When you push yourself to run when you don’t feel like it….To run faster, farther, and for longer than you want without the crowd, without the finish line, without the medal; you are better for it. You are a better runner. You erase doubts. You gain confidence in yourself and your abilities. Because the biggest truth is if you can’t do it when no one is looking, it will be almost impossible when everyone is.
So find your Why? Find your inner voice. Do what you know not only needs to be done, but what you know you can do if you allow yourself to do it. When I started training this cycle, I had my doubts. I had trouble completing 3 miles. I’ve been plugging away. Then last night, I noticed something. I ran my 5 miles and could have kept going. I felt good. I felt confident. This is what training does not just to the body, but to the mind.
We all have them. We all have the thought of how things should be. The what if? The maybe it will happen this way. Maybe it should happen this way. The if then thought process.
What happens when things don’t live up to these expectations which more often than not is true. Sometimes these expectations are not based in reality. Sometimes we don’t like the reality. Sometimes we ignore the reality to our own peril. Sometimes we think our expectations weren’t so lofty, but in reflection we realize that we didn’t prepare for the reality of life and how it doesn’t always measure up to our great expectations. That’s ok too because while not what we thought it would be, sometimes reality isn’t as bad as we think as long as we can let go of the expectations
I’ll be honest. I’ve been on my Natpara for a few months now. It has been amazing the changes. On face value, I could not ask for more but… I had great expecations. I thought that taking it would be like a reset to prior to my surgery and I could just take one shot a day and go about my life.

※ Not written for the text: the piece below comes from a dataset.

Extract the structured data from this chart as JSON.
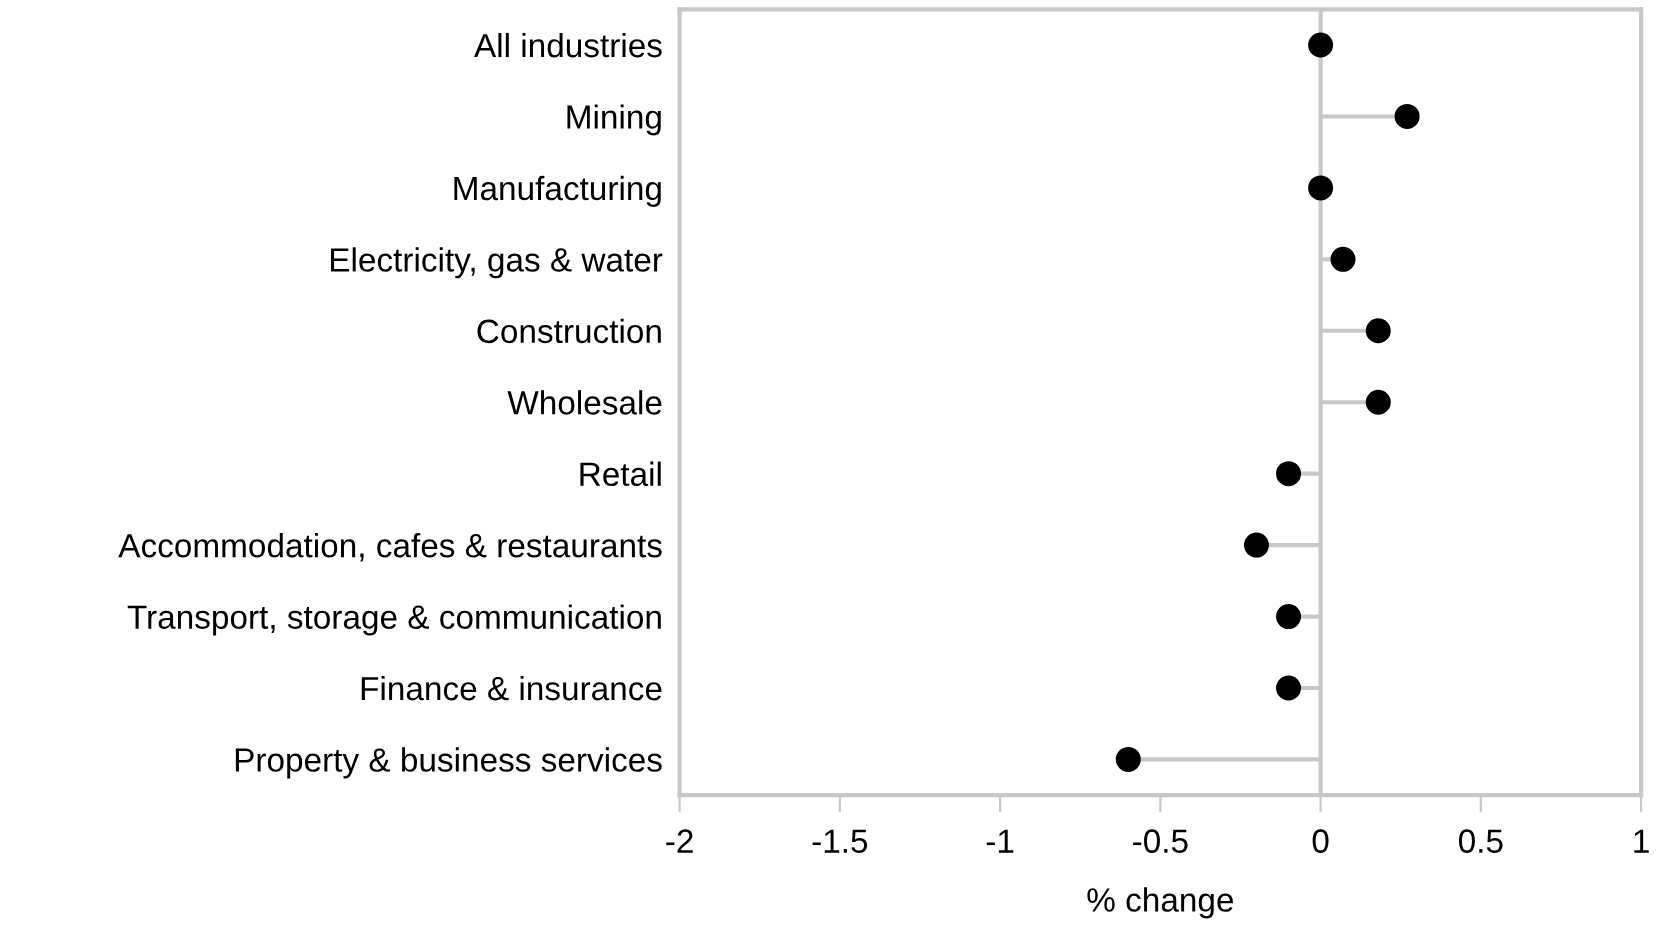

Reality…..The one shot a day has given me so much back including being more friendly on my kidneys. No more muscle cramps, muscle spasms, dead tired beyond tired, and all the other fun side effects of being Hypopara. Reality is pretty darn good. My expecations though were overblown. I thought that I would no longer need to keep a pill box and reminder to take my calcium and other supplements. Yes, I’m taking much less calcium now but I thought I’d be taking none.

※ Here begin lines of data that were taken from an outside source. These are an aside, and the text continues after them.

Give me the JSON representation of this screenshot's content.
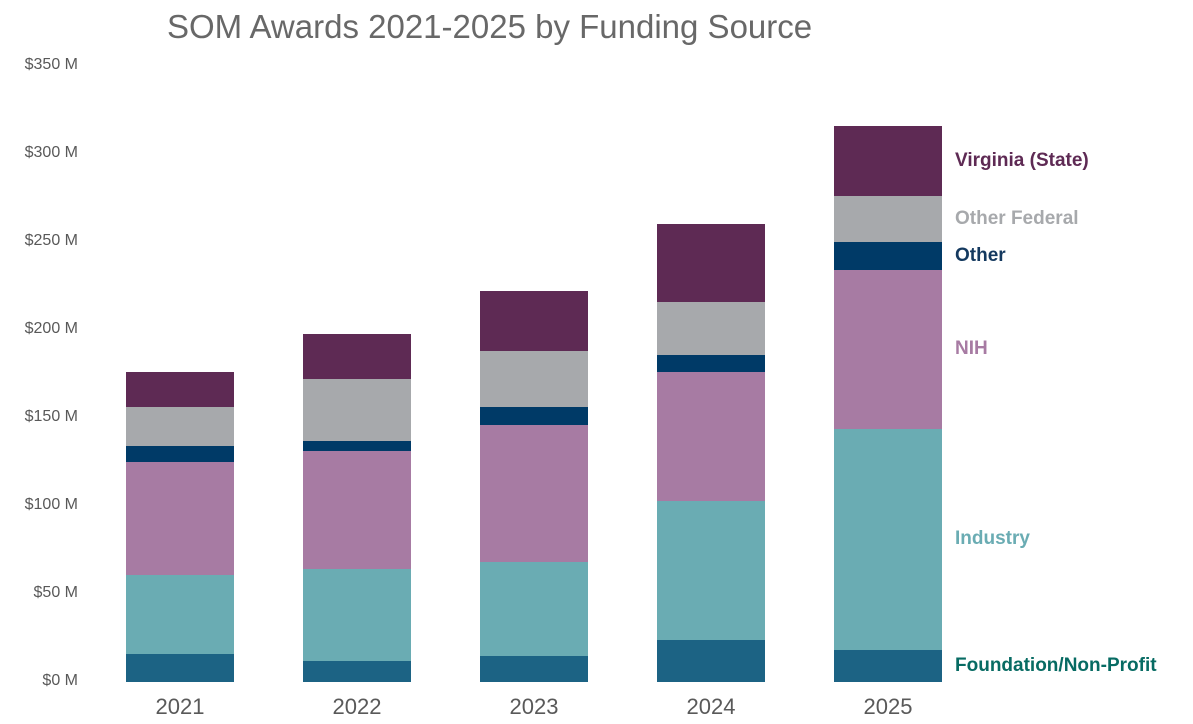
{
  "chart_data": {
    "type": "bar",
    "stacked": true,
    "title": "SOM Awards 2021-2025 by Funding Source",
    "categories": [
      "2021",
      "2022",
      "2023",
      "2024",
      "2025"
    ],
    "series": [
      {
        "name": "Foundation/Non-Profit",
        "values": [
          16,
          12,
          15,
          24,
          18
        ],
        "bar_color": "#1C6384",
        "label_color": "#076B63"
      },
      {
        "name": "Industry",
        "values": [
          45,
          52,
          53,
          79,
          126
        ],
        "bar_color": "#6AACB3",
        "label_color": "#6AACB3"
      },
      {
        "name": "NIH",
        "values": [
          64,
          67,
          78,
          73,
          90
        ],
        "bar_color": "#A77BA3",
        "label_color": "#A77BA3"
      },
      {
        "name": "Other",
        "values": [
          9,
          6,
          10,
          10,
          16
        ],
        "bar_color": "#003A67",
        "label_color": "#14395F"
      },
      {
        "name": "Other Federal",
        "values": [
          22,
          35,
          32,
          30,
          26
        ],
        "bar_color": "#A7A9AC",
        "label_color": "#A7A9AC"
      },
      {
        "name": "Virginia (State)",
        "values": [
          20,
          26,
          34,
          44,
          40
        ],
        "bar_color": "#5E2A54",
        "label_color": "#5E2A54"
      }
    ],
    "y_axis": {
      "tick_values": [
        0,
        50,
        100,
        150,
        200,
        250,
        300,
        350
      ],
      "tick_labels": [
        "$0 M",
        "$50 M",
        "$100 M",
        "$150 M",
        "$200 M",
        "$250 M",
        "$300 M",
        "$350 M"
      ],
      "ylim": [
        0,
        350
      ],
      "units": "$M"
    },
    "grid": false,
    "legend_position": "right-of-last-bar"
  },
  "text_colors": {
    "title": "#686868",
    "axis": "#595959"
  }
}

And while my running has improved exponentially, I am still out of shape. I still need to walk. I am still not where I was or thought I would be. I still need a reset of expectations. Expectations are not reality but a dream. They are goals. They are a driving force, but when life doesn’t live up to them you have two choices. You can choose to be disappointed or you can choose to look around, accept and appreciate the reality of where you are on a given point in your life.
Sometimes with running, we get so focused on the hitting a certain time, training a certain way, or realizing that maybe we can get to the finish line but we must adjust our expectations to do so. It’s easier said than done, but reality is what it is. Training will be what it will be and each person must do what is right for them and their body. Sometimes it’s all about what we are willing to accept. I have learned to accept a 6 hour marathon time when once I had dreams of a 4:15. If I had not faced the reality of where my body was last year, I would have been disappointed with that 6 plus our time but to date it was my favorite marathon.
Truthfully in the recess of my mind, I still dream of the 4:30/4:15 marathon. Reality is that will never happen for various reasons. Although I never say never. Truthfully, I believe that this year I might be able to make a 5:30 time and 5:00 if I’m lucky. Is it where I would want to be? Nope. Is it honestly where I will most likely be? Probably. If I did not adjust my expectations/goals, I would not be able to enjoy the process and the eventual finish. I can do this. I will get there, but only if I am honest with where I am right now.
Another year. Another race. Maybe I can adjust those great expecations, but for now…. I would rather do what I can than not do anything at all. That is the point.